According to the BBC on May 31, Sudanese authorities are going to free Meriam Ibrahim, the pregnant woman sentenced to death for apostasy. She gave birth to a daughter while shackled in her prison cell a few days ago. An official told the BBC she will be freed in a few days.

The woman on death row in Sudan for apostasy is being freed according to the BBC
Image courtesy of creativedoxfoto /

The government in Khartoum has been under monumental scrutiny and condemnation by the world for this ruling. Among others, British Prime Minister David Cameron called it “barbaric.”

What exactly was her crime? Part of it was abandoning the Muslim faith. And although Ms. Ibrahim was brought up as an Orthodox Christian, her father was a Muslim. That was enough for a judge to order that she, too, be considered a Muslim. She refused to renounce her own religion and was sentenced to death by hanging for her apostasy.
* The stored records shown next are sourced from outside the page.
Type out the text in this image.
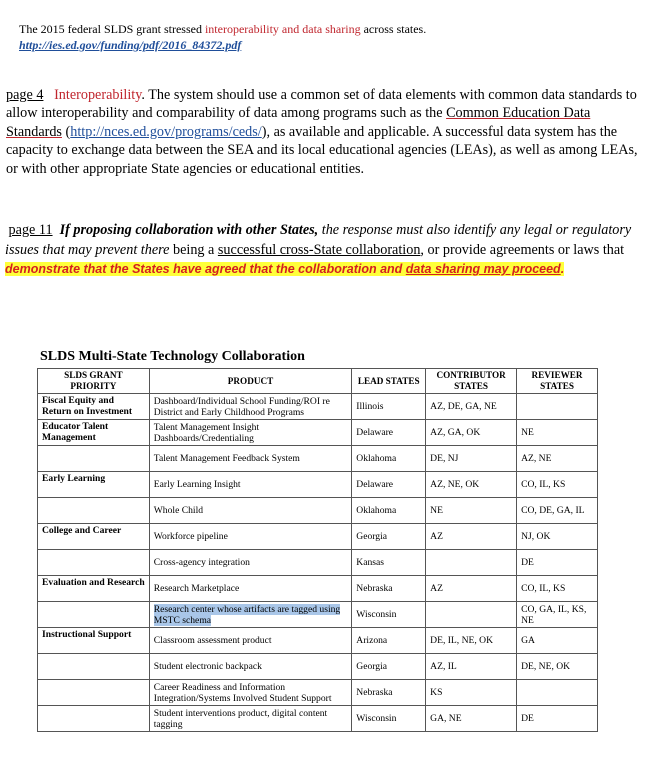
The 2015 federal SLDS grant stressed interoperability and data sharing across states.
http://ies.ed.gov/funding/pdf/2016_84372.pdf
page 4 Interoperability. The system should use a common set of data elements with common data standards to allow interoperability and comparability of data among programs such as the Common Education Data Standards (http://nces.ed.gov/programs/ceds/), as available and applicable. A successful data system has the capacity to exchange data between the SEA and its local educational agencies (LEAs), as well as among LEAs, or with other appropriate State agencies or educational entities.
page 11 If proposing collaboration with other States, the response must also identify any legal or regulatory issues that may prevent there being a successful cross-State collaboration, or provide agreements or laws that demonstrate that the States have agreed that the collaboration and data sharing may proceed.
SLDS Multi-State Technology Collaboration
SLDS GRANT PRIORITY	PRODUCT	LEAD STATES	CONTRIBUTOR STATES	REVIEWER STATES
Fiscal Equity and Return on Investment	Dashboard/Individual School Funding/ROI re District and Early Childhood Programs	Illinois	AZ, DE, GA, NE	
Educator Talent Management	Talent Management Insight Dashboards/Credentialing	Delaware	AZ, GA, OK	NE
	Talent Management Feedback System	Oklahoma	DE, NJ	AZ, NE
Early Learning	Early Learning Insight	Delaware	AZ, NE, OK	CO, IL, KS
	Whole Child	Oklahoma	NE	CO, DE, GA, IL
College and Career	Workforce pipeline	Georgia	AZ	NJ, OK
	Cross-agency integration	Kansas		DE
Evaluation and Research	Research Marketplace	Nebraska	AZ	CO, IL, KS
	Research center whose artifacts are tagged using MSTC schema	Wisconsin		CO, GA, IL, KS, NE
Instructional Support	Classroom assessment product	Arizona	DE, IL, NE, OK	GA
	Student electronic backpack	Georgia	AZ, IL	DE, NE, OK
	Career Readiness and Information Integration/Systems Involved Student Support	Nebraska	KS	
	Student interventions product, digital content tagging	Wisconsin	GA, NE	DE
Meriam Ibrahim was also sentenced to 100 lashes for adultery. She had entered into a Christian marriage with Daniel Wani, an American citizen. The same court annulled her marriage as “not valid” under Islamic law. Sudan has been under Muslim law since the 1980s. The population of the country is predominantly Muslim.

Despite the fact of the Muslim majority, Abdullahi Alzareg, an under-secretary at the foreign ministry, said Sudan guaranteed religious freedom and was committed to protecting the woman. Before announcing Meriam Ibrahim would be freed for humanitarian reasons, the court said she would have been allowed to nurse her child for two years before she was hanged.
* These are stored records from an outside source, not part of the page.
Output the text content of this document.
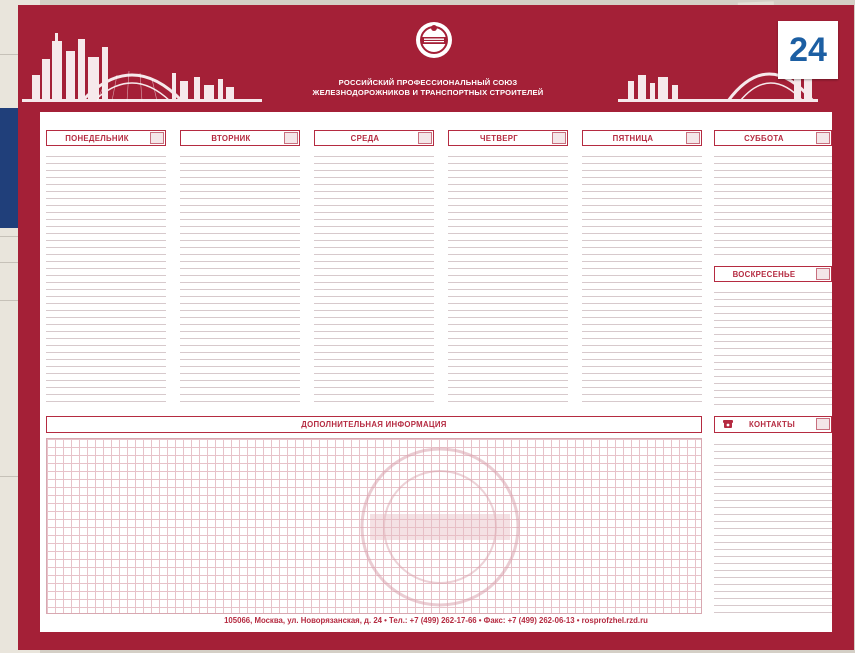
РОССИЙСКИЙ ПРОФЕССИОНАЛЬНЫЙ СОЮЗ
ЖЕЛЕЗНОДОРОЖНИКОВ И ТРАНСПОРТНЫХ СТРОИТЕЛЕЙ
24
ПОНЕДЕЛЬНИК	ВТОРНИК	СРЕДА	ЧЕТВЕРГ	ПЯТНИЦА	СУББОТА
ВОСКРЕСЕНЬЕ
ДОПОЛНИТЕЛЬНАЯ ИНФОРМАЦИЯ	КОНТАКТЫ
105066, Москва, ул. Новорязанская, д. 24 • Тел.: +7 (499) 262-17-66 • Факс: +7 (499) 262-06-13 • rosprofzhel.rzd.ru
Merriam-Webster online defines apostasy as a “renunciation of a religious faith.” How could Meriam Ibrahim renounce a Muslim faith she never had? She was raised a Christian.

Scholars all over the world have been voicing opinions on this case. For countries under Muslim law, how should the abandoning of that faith be punished? Should it be punished? Could the apostates be simply banished from the country or must they be murdered, as was Meriam Ibrahim’s sentence?

The debate will most likely go on. For now, though, if the Sudanese government is telling the truth, Meriam Ibrahim and her child will be released and not be in danger of being hanged. If Meriam and her husband remain in the Sudan, however, it’s very difficult to say what still might happen.